Nous nous sommes appuyés sur une étude menée en 2009/2010 sur les crues historiques du bassin de l’Arc et sur les démarches engagées par d’autres syndicats de rivière, comme ceux de la Touloubre ou de la Cadière avant que ces territoires ne soient intégrés au périmètre de Menelik. Ainsi, une étude est en cours dans le cadre du Programme d’Études Préalables Menelik, pour analyser de manière fine les sites pertinents pour y implanter des repères de crue historiques et modélisés. Nous avons aussi observé les initiatives de territoires plus vastes, comme Toulouse Métropole ou Épiseine, qui organisent de véritables semaines de sensibilisation et sont très ambitieux sur le risque inondation. Notre objectif est similaire : faire comprendre le risque autrement, de manière plus accessible, avec des outils qui parlent à tous. Prévu par le code de l’environnement, le repère de crue devient ainsi un support de mémoire et d’éducation, un point de contact concret entre la population et son environnement.

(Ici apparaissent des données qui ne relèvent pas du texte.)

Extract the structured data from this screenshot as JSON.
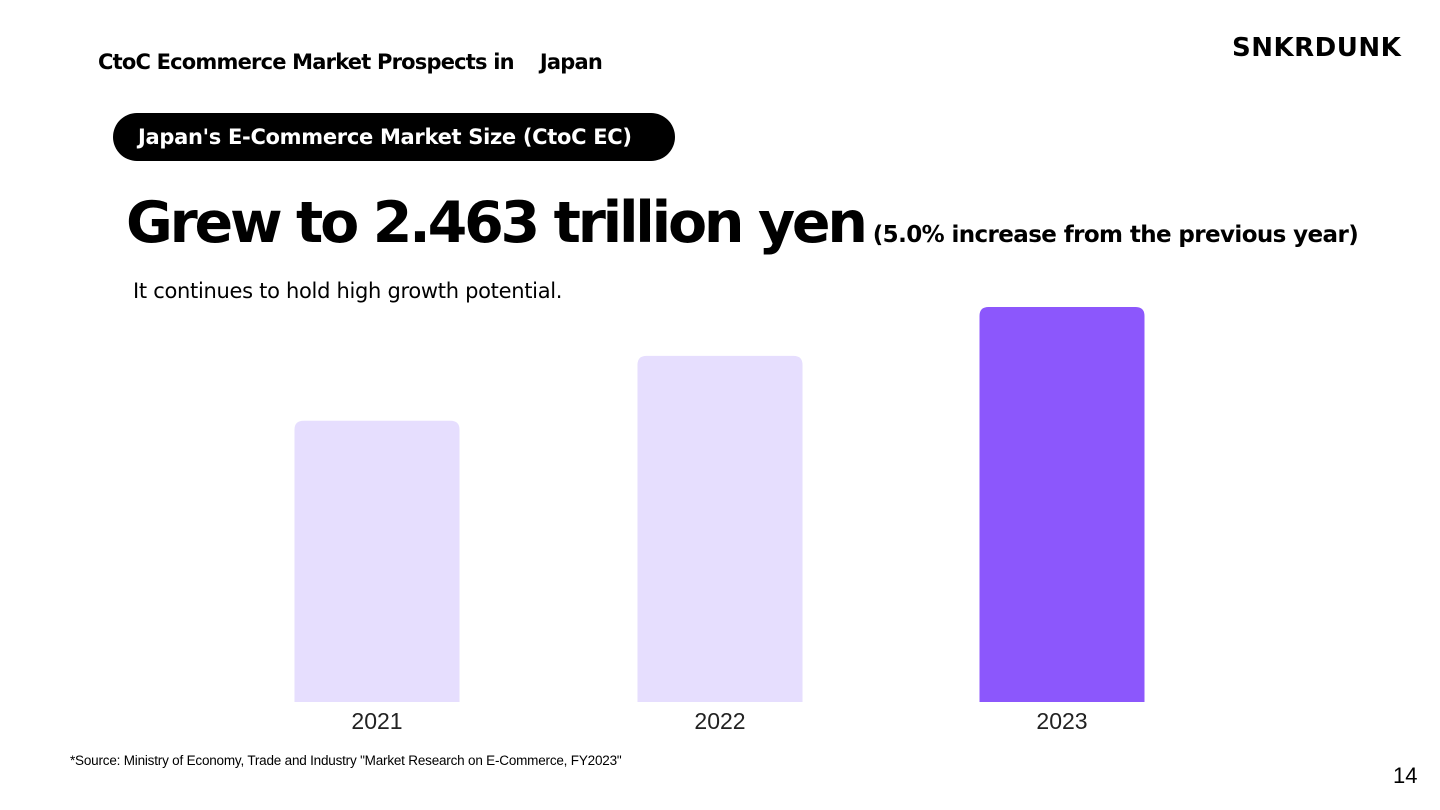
{
  "header": {
    "title": "CtoC Ecommerce Market Prospects in    Japan",
    "logo_text": "SNKRDUNK"
  },
  "section_label": "Japan's E-Commerce Market Size (CtoC EC)",
  "headline": {
    "main": "Grew to 2.463 trillion yen",
    "note": "(5.0% increase from the previous year)"
  },
  "subtext": "It continues to hold high growth potential.",
  "chart_data": {
    "type": "bar",
    "categories": [
      "2021",
      "2022",
      "2023"
    ],
    "values": [
      2.2,
      2.35,
      2.463
    ],
    "value_unit": "trillion yen",
    "title": "",
    "xlabel": "",
    "ylabel": "",
    "ylim": [
      1.55,
      2.463
    ],
    "grid": false,
    "legend": "none",
    "colors": [
      "#e6defe",
      "#e6defe",
      "#8c57fc"
    ]
  },
  "footer": {
    "source": "*Source: Ministry of Economy, Trade and Industry \"Market Research on E-Commerce, FY2023\"",
    "page_number": "14"
  }
}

Y a-t-il des compétences ou sujets spécifiques à maîtriser avant de se lancer dans ce projet ?
Il faut être à la fois technicien et pédagogue. Chaque repère est calé sur des modélisations hydrauliques précises, ce qui demande une bonne compréhension scientifique, mais aussi la capacité de rendre ces données lisibles et parlantes pour le grand public. Chez Menelik, nous parlons souvent de “sérieux dans la décontraction” : le sujet est grave, mais on peut le traiter de manière vivante et positive. Les vingt-neuf agents de l’établissement y contribuent chacun à leur manière, qu’ils soient ingénieurs, techniciens de terrain ou communicants. C’est un travail collectif qui repose sur la rigueur et la créativité.
Avez-vous mené une étude en amont du projet pour définir sa faisabilité et/ou son impact ?
Oui, nous avons confié l’étude à Sepia Conseils, un bureau d’études basé à Marseille. Ce dernier a défini une méthode multicritères prenant en compte la visibilité, la fréquentation, l’impact pédagogique, la robustesse de la donnée et la faisabilité administrative. Nous visons entre vingt et trente sites équipés d’ici fin 2026. Le premier repère a été installé dans le village des Milles, à Aix-en-Provence, sur un lieu symbolique : le lavoir de nos grands-mères, où une marque de crue de 1935 a été entretenue, au fil des années, par les habitants. Ce site illustre parfaitement la mémoire populaire que nous souhaitons préserver.
Comment ce projet a-t-il été financé et quelles ont été les aides sollicitées ou obtenues ?
Le budget prévisionnel total pour la partie repères physiques s’élève à environ 100 000 euros HT (définition des sites et pose), financés par la taxe GEMAPI et le fonds de prévention des risques naturels majeurs (fonds Barnier). Pour la partie réalité virtuelle, nous avons mobilisé nos propres fonds à hauteur d’environ 30 000 euros HT, soit 10 000 euros par site.
Quels sont les autres acteurs qui vous ont accompagnés dans la préparation et la réalisation du projet ?
Outre Sepia Conseil, nous avons collaboré avec Pierre Scholl, un spécialiste marseillais de la communication sur les risques naturels. Il a conçu pour nous la simulation en réalité virtuelle d’une crue centennale à Aix-les-Milles, sous le pont Marcel-Roche. Cette expérience immersive permet de visualiser l’eau qui monte, de comprendre la dynamique et de ressentir concrètement le risque. C’est un outil de sensibilisation puissant, que nous pouvons présenter dans les écoles ou lors d’événements publics, comme la journée festive « Eh Eau » qui a eu un franc succès l’an dernier et qui sera reconduite en 2026.
Quels conseils donneriez-vous à un élu qui souhaiterait se lancer dans un projet similaire ?
Le premier conseil, c’est de ne pas avoir peur de montrer le risque. Certains élus craignent que les repères de crues effraient la population, mais c’est tout l’inverse : en les rendant visibles, on rassure, on explique. Ensuite, il faut savoir innover. Les approches immersives, comme la réalité virtuelle ou les balades théâtralisées parlent beaucoup mieux que les cartes ou les rapports. Enfin, il faut impliquer les habitants et les agents dès le départ : plus la démarche est partagée, plus elle est durable.